How Plaid Helped Shape My Queer Identity

Writer Erica Lenti talks about her very first plaid shirt, what inspired the purchase and how it helped her find her teenage queer self

Lenti’s very first plaid shirt

When I was 14, all of my idols wore plaid. Twin sister indie duo Tegan and Sara often sported comfy flannels, monochrome in colour and buttoned up to their necks, sleeves rolled. Ellen Page wasn’t out yet, but still rocked a collection of reds and blues layered over crew necks. And every cute lesbian on Tumblr seemed to own a plaid shirt in every colour of the rainbow.

I wanted to be part of the plaid club. It was 2007, I had just come out to my mother, and I was dating a girl for the first time. And while my friends dressed in all-black everything (it was the height of the emo era), I gravitated toward the colourful pattern.

Wearing plaid, as the stereotype goes, is a lesbian identifier—and one that helped me own that part of my identity. Before embracing the tried-and-true print, I was decked out in my brother’s hand-me-downs, shopping in the boy’s department for ball caps and baggy Adidas track pants. As I got older, I wanted a style that fit somewhere between my tomboy aesthetic and my burgeoning femininity. The plaid shirt was the perfect medium during those early days: The patterns were basic. The colour schemes were subtle, simple. And the shirts would fall on a unisex border, helping me keep one foot in the female dress that society (and, more significantly, my high-school peers) expected of me and another wading into the world of butchier male aesthetic.

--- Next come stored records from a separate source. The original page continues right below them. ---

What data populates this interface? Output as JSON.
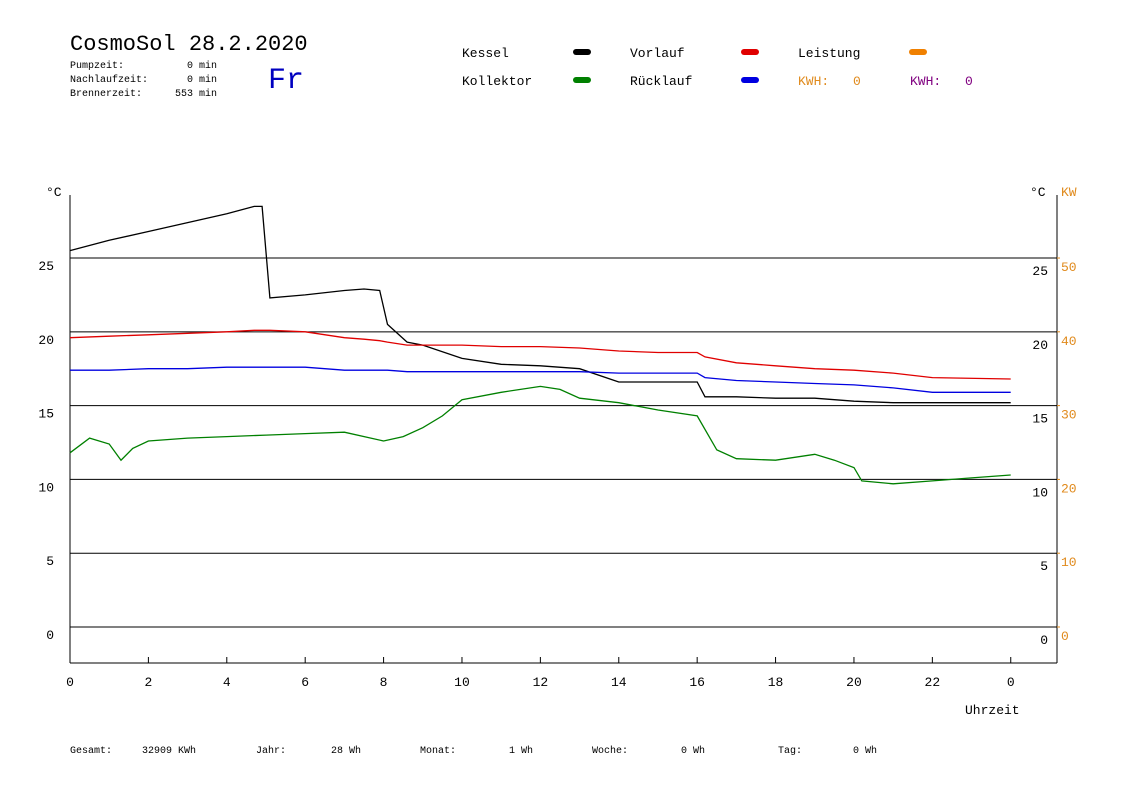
{
  "header": {
    "title": "CosmoSol 28.2.2020",
    "day": "Fr",
    "info": [
      {
        "label": "Pumpzeit:",
        "value": "0 min"
      },
      {
        "label": "Nachlaufzeit:",
        "value": "0 min"
      },
      {
        "label": "Brennerzeit:",
        "value": "553 min"
      }
    ],
    "kwh": [
      {
        "label": "KWH:",
        "value": 0,
        "color": "#e08a1c"
      },
      {
        "label": "KWH:",
        "value": 0,
        "color": "#800080"
      }
    ]
  },
  "chart_data": {
    "type": "line",
    "y_label": "°C",
    "y2_label": "KW",
    "x_label": "Uhrzeit",
    "y2_color": "#e08a1c",
    "xlim": [
      0,
      25.18
    ],
    "ylim": [
      -2.44,
      29.27
    ],
    "y2lim": [
      -4.88,
      58.54
    ],
    "xticks": [
      0,
      2,
      4,
      6,
      8,
      10,
      12,
      14,
      16,
      18,
      20,
      22,
      {
        "value": 24,
        "label": "0"
      }
    ],
    "yticks": [
      0,
      5,
      10,
      15,
      20,
      25
    ],
    "y2ticks": [
      0,
      10,
      20,
      30,
      40,
      50
    ],
    "grid": true,
    "series": [
      {
        "name": "Kessel",
        "color": "#000000",
        "x": [
          0,
          1,
          2,
          3,
          4,
          4.7,
          4.9,
          5.1,
          6,
          7,
          7.5,
          7.9,
          8.1,
          8.6,
          9,
          10,
          11,
          12,
          13,
          14,
          15,
          16,
          16.2,
          17,
          18,
          19,
          20,
          21,
          22,
          24
        ],
        "values": [
          25.5,
          26.2,
          26.8,
          27.4,
          28.0,
          28.5,
          28.5,
          22.3,
          22.5,
          22.8,
          22.9,
          22.8,
          20.5,
          19.3,
          19.1,
          18.2,
          17.8,
          17.7,
          17.5,
          16.6,
          16.6,
          16.6,
          15.6,
          15.6,
          15.5,
          15.5,
          15.3,
          15.2,
          15.2,
          15.2
        ]
      },
      {
        "name": "Vorlauf",
        "color": "#e00000",
        "x": [
          0,
          1,
          2,
          3,
          4,
          4.7,
          4.9,
          5.1,
          6,
          7,
          7.5,
          7.9,
          8.1,
          8.6,
          9,
          10,
          11,
          12,
          13,
          14,
          15,
          16,
          16.2,
          17,
          18,
          19,
          20,
          21,
          22,
          24
        ],
        "values": [
          19.6,
          19.7,
          19.8,
          19.9,
          20.0,
          20.1,
          20.1,
          20.1,
          20.0,
          19.6,
          19.5,
          19.4,
          19.3,
          19.1,
          19.1,
          19.1,
          19.0,
          19.0,
          18.9,
          18.7,
          18.6,
          18.6,
          18.3,
          17.9,
          17.7,
          17.5,
          17.4,
          17.2,
          16.9,
          16.8
        ]
      },
      {
        "name": "Leistung",
        "color": "#f08000",
        "x": [],
        "values": []
      },
      {
        "name": "Kollektor",
        "color": "#008000",
        "x": [
          0,
          0.5,
          1,
          1.3,
          1.6,
          2,
          3,
          4,
          5,
          6,
          7,
          8,
          8.5,
          9,
          9.5,
          10,
          11,
          12,
          12.5,
          13,
          14,
          15,
          16,
          16.5,
          17,
          18,
          19,
          19.5,
          20,
          20.2,
          21,
          22,
          23,
          24
        ],
        "values": [
          11.8,
          12.8,
          12.4,
          11.3,
          12.1,
          12.6,
          12.8,
          12.9,
          13.0,
          13.1,
          13.2,
          12.6,
          12.9,
          13.5,
          14.3,
          15.4,
          15.9,
          16.3,
          16.1,
          15.5,
          15.2,
          14.7,
          14.3,
          12.0,
          11.4,
          11.3,
          11.7,
          11.3,
          10.8,
          9.9,
          9.7,
          9.9,
          10.1,
          10.3
        ]
      },
      {
        "name": "Rücklauf",
        "color": "#0000e0",
        "x": [
          0,
          1,
          2,
          3,
          4,
          4.7,
          4.9,
          5.1,
          6,
          7,
          7.5,
          7.9,
          8.1,
          8.6,
          9,
          10,
          11,
          12,
          13,
          14,
          15,
          16,
          16.2,
          17,
          18,
          19,
          20,
          21,
          22,
          24
        ],
        "values": [
          17.4,
          17.4,
          17.5,
          17.5,
          17.6,
          17.6,
          17.6,
          17.6,
          17.6,
          17.4,
          17.4,
          17.4,
          17.4,
          17.3,
          17.3,
          17.3,
          17.3,
          17.3,
          17.3,
          17.2,
          17.2,
          17.2,
          16.9,
          16.7,
          16.6,
          16.5,
          16.4,
          16.2,
          15.9,
          15.9
        ]
      }
    ]
  },
  "footer": [
    {
      "label": "Gesamt:",
      "value": "32909 KWh"
    },
    {
      "label": "Jahr:",
      "value": "28 Wh"
    },
    {
      "label": "Monat:",
      "value": "1 Wh"
    },
    {
      "label": "Woche:",
      "value": "0 Wh"
    },
    {
      "label": "Tag:",
      "value": "0 Wh"
    }
  ]
}
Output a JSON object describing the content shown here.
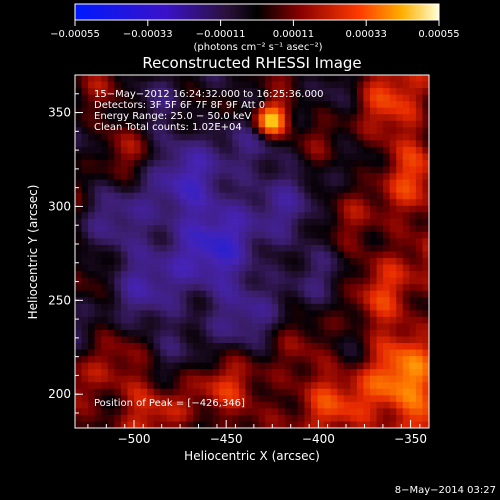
{
  "chart_data": {
    "type": "heatmap",
    "title": "Reconstructed RHESSI Image",
    "xlabel": "Heliocentric X (arcsec)",
    "ylabel": "Heliocentric Y (arcsec)",
    "xlim": [
      -532,
      -340
    ],
    "ylim": [
      182,
      370
    ],
    "xticks": [
      -500,
      -450,
      -400,
      -350
    ],
    "yticks": [
      200,
      250,
      300,
      350
    ],
    "xtick_labels": [
      "−500",
      "−450",
      "−400",
      "−350"
    ],
    "ytick_labels": [
      "200",
      "250",
      "300",
      "350"
    ],
    "colorbar": {
      "range": [
        -0.00055,
        0.00055
      ],
      "ticks": [
        -0.00055,
        -0.00033,
        -0.00011,
        0.00011,
        0.00033,
        0.00055
      ],
      "tick_labels": [
        "−0.00055",
        "−0.00033",
        "−0.00011",
        "0.00011",
        "0.00033",
        "0.00055"
      ],
      "unit_label": "(photons cm⁻² s⁻¹ asec⁻²)"
    },
    "annotations": [
      "15−May−2012 16:24:32.000 to 16:25:36.000",
      "Detectors: 3F 5F 6F 7F 8F 9F  Att 0",
      "Energy Range: 25.0 − 50.0 keV",
      "Clean    Total counts: 1.02E+04"
    ],
    "peak_label": "Position of Peak = [−426,346]",
    "peak": {
      "x": -426,
      "y": 346
    },
    "colors": {
      "background": "#000000",
      "text": "#ffffff"
    }
  },
  "footer": {
    "date": "8−May−2014 03:27"
  }
}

My coming-out journey was not an easy one, overshadowed by Catholic school bullies who whispered on our bus rides home and vandalized my locker. There was no escaping their hatefulness; I couldn’t change my sexual identity—but I could own it. So I decided to embrace the stereotypes, because in the throes of high school torment, it seemed easier to box myself in than to explain the emotional nuances of coming out. I would don my gay uniform like armour: plaid shirts and any band tees featuring queer artists that I could get my hands on.

So on a cold Sunday in 2007, I walked into Stitches—a fast-fashion boutique you used to find in every suburban mall—in the north Toronto shopping centre where I spent my weekends, determined to find my first plaid shirt.

Hanging on a rack beside the cash desk, I spotted it: navy-and-white checked, in a diagonal pattern, distressed with black buttons. I would pair it with my American Apparel hoodie, my tight black jeans, and my slip-on Vans sneakers. I would walk around my high school looking like my idols.

With plaid, what you see is what you get. There are no frills. It’s how I wanted to feel about my sexual identity—I wanted to be nonchalant about it, to allow a single, simple garment to define one of the most complex parts of me, despite the fact that coming out was the most trying and difficult process of my young life. It also represents coziness and comfort, and in that way embodies what I longed for as a teen freshly out of the closet: I wanted to be part of the queer community, and feel comfortable with my identity.

As New York-based journalist and editor June Thomas points out, queer women were often the first among urban women to wear more “masculine” apparel—trousers, dress shirts, denim—making plaid part of our heritage. “Jeans and flannel shirts were one of the first outfits that [lesbians] could get away with wearing on the streets of the city” during the 1940s, Thomas adds. Traditionally associated with lumberjacks and farmhands, plaid signifies a certain rugged strength and power.

It’s also a more temporary signifier of sexual orientation than past ones: If lesbians in the ’40s and ’50s got nautical star tattoos to identify themselves to one another, lesbians today can throw a flannel shirt over a white tee and ripped jeans à la the L Word’s Shane as a nod to their sexuality. (In recent years, plaid became more of a fast-fashion trend, making the rest of the stereotypical lesbian ensemble—beanies, baggy jeans, overalls, and so on—all the more important.)

A decade later, I have accumulated dozens more plaid shirts, in an array of colours, textures and materials. But my love for plaid is no longer rooted in the lesbian stereotype. Instead, it tells the story of my growth since I purchased that first shirt more than a decade ago. It’s part of my history, but it’s also part of the history of many queer women.

A friend of mine jokes that a Google search of “lesbian plaid” will yield millions of results, a history of our greatest fashion staple. And a quick scan of social media is proof: “Plaid is the official clothing of the lesbian community,” jokes one user on Twitter. “My school outfits consist of band merch and plaid shirts, and if that doesn’t make me a lesbian then I don’t know what does,” writes another. It’s a bond, whether grounded in humour or not, that brings the community together. It’s something I’m reminded of each time I button up my favourite flannel.